The output of the enzyme is 65000 units of act. / G of raw biomass, the activity of 15 units / μl. The drug does not contain impurities endonucleases. Per unit of activity, the minimum amount of enzyme necessary for complete cleavage of 1 µg of phage A DNA for 1 hour at 37 ° C is taken.

The proposed method, in comparison with the known, provides an increased yield of the target enzyme (more than 1.5 times), facilitates the isolation and purification of the enzyme from interfering restriction activity, since the strain used produces only one restriction enzyme, allows more restriction activity to be increased. than 10 times, and also facilitates the destruction of bacterial cells during ultrasonic disintegration.

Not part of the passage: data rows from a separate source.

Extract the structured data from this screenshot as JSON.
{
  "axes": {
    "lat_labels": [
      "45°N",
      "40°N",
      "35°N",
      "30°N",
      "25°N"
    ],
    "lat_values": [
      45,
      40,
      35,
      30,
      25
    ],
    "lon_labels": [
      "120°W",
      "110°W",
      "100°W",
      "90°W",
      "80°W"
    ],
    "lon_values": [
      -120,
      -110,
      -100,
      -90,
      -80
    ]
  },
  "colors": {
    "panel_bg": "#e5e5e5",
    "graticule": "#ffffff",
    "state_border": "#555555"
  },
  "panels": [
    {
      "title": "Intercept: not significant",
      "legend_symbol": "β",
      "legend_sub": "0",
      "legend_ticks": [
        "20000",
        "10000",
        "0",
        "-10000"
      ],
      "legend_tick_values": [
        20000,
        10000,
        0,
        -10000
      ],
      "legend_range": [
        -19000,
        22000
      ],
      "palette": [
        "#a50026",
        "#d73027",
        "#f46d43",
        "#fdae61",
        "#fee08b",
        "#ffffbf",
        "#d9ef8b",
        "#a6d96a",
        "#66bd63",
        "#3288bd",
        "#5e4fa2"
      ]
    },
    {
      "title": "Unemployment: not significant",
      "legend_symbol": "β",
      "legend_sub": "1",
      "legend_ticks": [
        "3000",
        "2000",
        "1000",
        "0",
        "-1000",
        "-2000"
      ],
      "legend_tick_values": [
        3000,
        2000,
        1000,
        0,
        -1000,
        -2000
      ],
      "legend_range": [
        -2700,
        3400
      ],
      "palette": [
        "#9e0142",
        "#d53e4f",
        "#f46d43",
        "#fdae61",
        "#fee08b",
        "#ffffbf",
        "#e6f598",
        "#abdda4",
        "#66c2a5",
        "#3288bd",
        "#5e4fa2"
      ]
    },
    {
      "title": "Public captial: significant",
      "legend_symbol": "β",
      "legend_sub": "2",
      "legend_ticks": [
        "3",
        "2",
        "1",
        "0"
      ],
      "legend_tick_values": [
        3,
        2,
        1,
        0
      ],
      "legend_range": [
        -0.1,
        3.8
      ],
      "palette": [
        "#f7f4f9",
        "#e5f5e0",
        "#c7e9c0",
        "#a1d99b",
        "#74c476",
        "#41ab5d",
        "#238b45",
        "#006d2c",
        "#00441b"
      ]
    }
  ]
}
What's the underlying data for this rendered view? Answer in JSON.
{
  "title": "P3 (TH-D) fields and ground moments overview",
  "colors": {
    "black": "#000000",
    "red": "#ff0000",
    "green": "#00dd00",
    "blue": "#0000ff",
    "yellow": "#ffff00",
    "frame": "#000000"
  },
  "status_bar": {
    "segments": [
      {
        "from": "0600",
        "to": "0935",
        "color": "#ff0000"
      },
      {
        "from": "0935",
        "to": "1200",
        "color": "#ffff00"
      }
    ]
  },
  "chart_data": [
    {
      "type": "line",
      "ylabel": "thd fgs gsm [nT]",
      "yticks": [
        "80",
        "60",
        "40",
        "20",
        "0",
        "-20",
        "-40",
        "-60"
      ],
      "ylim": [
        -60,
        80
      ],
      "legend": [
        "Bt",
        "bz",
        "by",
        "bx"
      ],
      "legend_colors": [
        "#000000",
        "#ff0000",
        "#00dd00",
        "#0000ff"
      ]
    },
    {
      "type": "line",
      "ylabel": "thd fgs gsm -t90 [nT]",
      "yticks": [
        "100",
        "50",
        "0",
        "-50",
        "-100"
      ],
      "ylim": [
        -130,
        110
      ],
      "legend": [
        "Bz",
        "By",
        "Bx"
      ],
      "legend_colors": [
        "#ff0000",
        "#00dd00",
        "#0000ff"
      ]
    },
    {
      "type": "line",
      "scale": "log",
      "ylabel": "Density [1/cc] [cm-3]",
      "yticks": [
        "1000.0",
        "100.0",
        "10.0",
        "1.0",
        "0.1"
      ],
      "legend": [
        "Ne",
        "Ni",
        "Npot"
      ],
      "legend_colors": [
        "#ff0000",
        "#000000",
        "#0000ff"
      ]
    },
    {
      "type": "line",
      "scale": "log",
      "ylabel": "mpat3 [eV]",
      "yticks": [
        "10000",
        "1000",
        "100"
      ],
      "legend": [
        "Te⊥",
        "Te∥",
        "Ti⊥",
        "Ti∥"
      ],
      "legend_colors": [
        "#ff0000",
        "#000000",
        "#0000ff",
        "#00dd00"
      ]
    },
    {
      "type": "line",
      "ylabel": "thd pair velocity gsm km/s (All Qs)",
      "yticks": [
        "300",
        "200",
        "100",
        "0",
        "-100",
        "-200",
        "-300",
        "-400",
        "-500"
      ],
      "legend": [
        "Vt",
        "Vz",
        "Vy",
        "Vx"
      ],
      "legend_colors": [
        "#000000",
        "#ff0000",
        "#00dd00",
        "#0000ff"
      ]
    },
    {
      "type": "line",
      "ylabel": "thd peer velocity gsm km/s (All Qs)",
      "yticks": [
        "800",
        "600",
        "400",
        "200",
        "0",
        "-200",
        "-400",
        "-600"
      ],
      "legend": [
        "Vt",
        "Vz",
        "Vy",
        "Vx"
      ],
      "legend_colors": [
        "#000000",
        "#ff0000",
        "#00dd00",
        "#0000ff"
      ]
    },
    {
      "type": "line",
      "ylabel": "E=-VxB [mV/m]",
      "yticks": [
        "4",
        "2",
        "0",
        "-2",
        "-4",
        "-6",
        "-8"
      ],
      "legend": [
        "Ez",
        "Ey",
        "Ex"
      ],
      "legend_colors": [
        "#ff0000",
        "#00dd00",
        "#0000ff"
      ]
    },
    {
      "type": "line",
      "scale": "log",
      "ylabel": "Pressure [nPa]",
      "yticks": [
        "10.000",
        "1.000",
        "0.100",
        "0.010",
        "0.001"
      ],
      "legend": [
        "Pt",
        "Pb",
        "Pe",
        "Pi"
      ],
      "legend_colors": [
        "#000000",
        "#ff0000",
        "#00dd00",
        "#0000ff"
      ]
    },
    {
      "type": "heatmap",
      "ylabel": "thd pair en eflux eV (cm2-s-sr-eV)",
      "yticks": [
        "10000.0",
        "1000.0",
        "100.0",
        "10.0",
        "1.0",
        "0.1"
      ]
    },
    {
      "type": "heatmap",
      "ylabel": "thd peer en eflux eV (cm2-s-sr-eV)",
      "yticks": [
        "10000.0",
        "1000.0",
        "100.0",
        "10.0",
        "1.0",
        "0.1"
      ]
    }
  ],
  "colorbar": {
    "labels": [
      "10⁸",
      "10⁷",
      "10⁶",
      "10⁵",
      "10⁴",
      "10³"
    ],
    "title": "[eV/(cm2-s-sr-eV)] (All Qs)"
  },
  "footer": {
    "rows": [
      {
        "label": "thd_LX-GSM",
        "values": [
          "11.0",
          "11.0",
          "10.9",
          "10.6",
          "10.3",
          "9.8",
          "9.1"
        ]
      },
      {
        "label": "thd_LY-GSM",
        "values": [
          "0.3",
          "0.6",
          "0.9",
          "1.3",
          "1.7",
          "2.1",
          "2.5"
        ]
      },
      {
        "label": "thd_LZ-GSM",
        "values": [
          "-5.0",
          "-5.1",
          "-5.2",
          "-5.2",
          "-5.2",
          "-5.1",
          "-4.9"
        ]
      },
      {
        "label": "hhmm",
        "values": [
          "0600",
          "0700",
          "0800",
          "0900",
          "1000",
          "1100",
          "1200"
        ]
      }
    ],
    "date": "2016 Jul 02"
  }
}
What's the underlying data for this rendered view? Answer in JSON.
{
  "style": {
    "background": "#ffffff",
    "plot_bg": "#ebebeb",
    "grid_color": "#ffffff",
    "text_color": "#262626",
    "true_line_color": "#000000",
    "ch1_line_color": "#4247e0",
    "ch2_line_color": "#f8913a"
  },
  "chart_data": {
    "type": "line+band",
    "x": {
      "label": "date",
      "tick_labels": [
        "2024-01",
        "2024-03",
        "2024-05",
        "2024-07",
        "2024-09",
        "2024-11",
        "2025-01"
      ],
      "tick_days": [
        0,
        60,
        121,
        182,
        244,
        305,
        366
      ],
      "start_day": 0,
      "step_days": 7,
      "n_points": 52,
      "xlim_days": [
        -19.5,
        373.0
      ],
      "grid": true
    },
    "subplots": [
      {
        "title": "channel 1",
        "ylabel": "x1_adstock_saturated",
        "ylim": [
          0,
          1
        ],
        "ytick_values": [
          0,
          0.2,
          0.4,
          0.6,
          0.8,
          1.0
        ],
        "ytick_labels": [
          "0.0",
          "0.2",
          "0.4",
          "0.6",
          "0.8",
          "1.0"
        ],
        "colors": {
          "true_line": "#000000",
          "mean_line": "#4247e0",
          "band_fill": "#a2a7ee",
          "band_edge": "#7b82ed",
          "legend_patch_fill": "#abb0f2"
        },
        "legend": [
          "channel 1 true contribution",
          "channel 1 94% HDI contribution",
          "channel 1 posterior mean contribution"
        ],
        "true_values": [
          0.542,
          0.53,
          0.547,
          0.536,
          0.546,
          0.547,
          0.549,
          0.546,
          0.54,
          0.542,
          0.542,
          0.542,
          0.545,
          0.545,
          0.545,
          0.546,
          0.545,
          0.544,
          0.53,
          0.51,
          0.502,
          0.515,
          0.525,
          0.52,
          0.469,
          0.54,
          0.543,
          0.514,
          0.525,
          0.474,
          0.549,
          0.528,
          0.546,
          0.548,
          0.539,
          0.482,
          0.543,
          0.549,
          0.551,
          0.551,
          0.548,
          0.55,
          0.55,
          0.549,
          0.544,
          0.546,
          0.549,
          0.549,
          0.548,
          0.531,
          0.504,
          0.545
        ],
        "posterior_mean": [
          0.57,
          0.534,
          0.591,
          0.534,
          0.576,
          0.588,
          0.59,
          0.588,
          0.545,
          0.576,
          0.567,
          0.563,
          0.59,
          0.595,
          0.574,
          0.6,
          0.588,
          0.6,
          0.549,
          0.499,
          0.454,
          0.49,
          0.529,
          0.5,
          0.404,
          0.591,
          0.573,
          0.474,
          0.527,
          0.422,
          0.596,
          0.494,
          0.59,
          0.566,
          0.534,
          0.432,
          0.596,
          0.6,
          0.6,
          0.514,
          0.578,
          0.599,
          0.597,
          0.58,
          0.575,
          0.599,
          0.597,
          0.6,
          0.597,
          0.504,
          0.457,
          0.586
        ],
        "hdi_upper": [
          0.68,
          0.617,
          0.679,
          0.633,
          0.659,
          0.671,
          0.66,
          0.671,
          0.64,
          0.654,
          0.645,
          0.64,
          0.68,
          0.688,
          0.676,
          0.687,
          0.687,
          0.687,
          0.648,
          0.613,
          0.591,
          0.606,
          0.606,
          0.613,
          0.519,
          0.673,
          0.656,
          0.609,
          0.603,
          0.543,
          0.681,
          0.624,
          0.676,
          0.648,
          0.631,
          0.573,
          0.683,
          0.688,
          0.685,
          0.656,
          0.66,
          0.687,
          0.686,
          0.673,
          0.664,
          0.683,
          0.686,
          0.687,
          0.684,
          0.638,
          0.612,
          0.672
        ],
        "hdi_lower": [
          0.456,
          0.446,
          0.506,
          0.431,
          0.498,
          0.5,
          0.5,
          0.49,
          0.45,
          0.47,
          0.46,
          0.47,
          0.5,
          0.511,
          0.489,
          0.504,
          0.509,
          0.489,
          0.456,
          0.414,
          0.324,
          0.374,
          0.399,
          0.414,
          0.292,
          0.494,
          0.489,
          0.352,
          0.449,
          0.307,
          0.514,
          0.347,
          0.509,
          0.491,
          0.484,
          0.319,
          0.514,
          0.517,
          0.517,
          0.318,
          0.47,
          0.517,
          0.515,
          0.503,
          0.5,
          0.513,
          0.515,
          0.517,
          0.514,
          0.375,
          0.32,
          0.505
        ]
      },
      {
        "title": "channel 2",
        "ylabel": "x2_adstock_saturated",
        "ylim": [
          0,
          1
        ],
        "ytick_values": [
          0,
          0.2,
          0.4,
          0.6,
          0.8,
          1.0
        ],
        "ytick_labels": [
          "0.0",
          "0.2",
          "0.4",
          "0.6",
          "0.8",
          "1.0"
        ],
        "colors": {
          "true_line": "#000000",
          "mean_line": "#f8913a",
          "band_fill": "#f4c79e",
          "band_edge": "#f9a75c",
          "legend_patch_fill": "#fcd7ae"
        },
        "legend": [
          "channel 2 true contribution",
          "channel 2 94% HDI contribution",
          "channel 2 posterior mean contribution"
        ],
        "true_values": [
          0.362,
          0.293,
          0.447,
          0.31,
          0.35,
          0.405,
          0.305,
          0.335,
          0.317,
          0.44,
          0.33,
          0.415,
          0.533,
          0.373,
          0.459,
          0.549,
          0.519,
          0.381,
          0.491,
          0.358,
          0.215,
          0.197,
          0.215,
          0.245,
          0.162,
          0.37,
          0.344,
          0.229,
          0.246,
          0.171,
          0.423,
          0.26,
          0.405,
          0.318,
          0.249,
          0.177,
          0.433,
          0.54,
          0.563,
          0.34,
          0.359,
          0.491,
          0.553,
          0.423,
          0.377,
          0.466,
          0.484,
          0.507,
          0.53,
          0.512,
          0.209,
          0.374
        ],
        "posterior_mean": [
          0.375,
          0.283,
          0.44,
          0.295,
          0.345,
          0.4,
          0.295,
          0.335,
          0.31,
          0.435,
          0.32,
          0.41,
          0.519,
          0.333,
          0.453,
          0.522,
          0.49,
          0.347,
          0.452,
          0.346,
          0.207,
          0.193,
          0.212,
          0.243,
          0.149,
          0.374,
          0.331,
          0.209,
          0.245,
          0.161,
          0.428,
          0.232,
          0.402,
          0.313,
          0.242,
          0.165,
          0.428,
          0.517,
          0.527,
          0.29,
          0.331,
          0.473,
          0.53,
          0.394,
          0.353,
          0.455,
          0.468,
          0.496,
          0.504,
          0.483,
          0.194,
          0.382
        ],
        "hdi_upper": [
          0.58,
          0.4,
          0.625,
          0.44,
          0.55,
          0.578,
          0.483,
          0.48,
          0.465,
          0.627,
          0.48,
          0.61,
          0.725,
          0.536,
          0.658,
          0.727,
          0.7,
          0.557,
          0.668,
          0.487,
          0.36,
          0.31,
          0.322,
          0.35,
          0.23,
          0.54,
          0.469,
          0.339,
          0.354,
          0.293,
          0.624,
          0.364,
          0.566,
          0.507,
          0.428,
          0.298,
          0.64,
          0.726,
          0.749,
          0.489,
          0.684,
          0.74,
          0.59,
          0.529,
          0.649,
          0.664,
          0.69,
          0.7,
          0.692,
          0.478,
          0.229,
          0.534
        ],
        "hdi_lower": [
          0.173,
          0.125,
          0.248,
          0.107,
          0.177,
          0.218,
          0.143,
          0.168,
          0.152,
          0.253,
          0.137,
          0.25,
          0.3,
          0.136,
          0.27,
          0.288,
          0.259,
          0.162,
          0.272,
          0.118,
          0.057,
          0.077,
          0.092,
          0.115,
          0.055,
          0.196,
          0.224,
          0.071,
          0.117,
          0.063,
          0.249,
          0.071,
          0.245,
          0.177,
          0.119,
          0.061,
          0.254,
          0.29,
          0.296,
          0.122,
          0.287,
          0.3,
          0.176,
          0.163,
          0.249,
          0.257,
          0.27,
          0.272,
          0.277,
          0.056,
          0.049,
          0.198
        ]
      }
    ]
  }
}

Since restriction enzyme Bs-t 77 I has a recognition site 5 -TGATCA-3, identical to the Bel I restriction recognition site, it can replace the latter in all genetic engineering works.

Claims (1)

Invention Formula A method for producing a restriction endonuclease that recognizes and cleaves a sequence of nucleotides b -ATSATA-3 includes cultivating a producing microorganism of the genus Bacillus, disintegrating biomass, isolating and chromatographically purifying the enzyme, which is different in order to increase the yield and activity of the target product. as a producer, the Bacillus stearothermophilus VKPM B-5209 strain is used.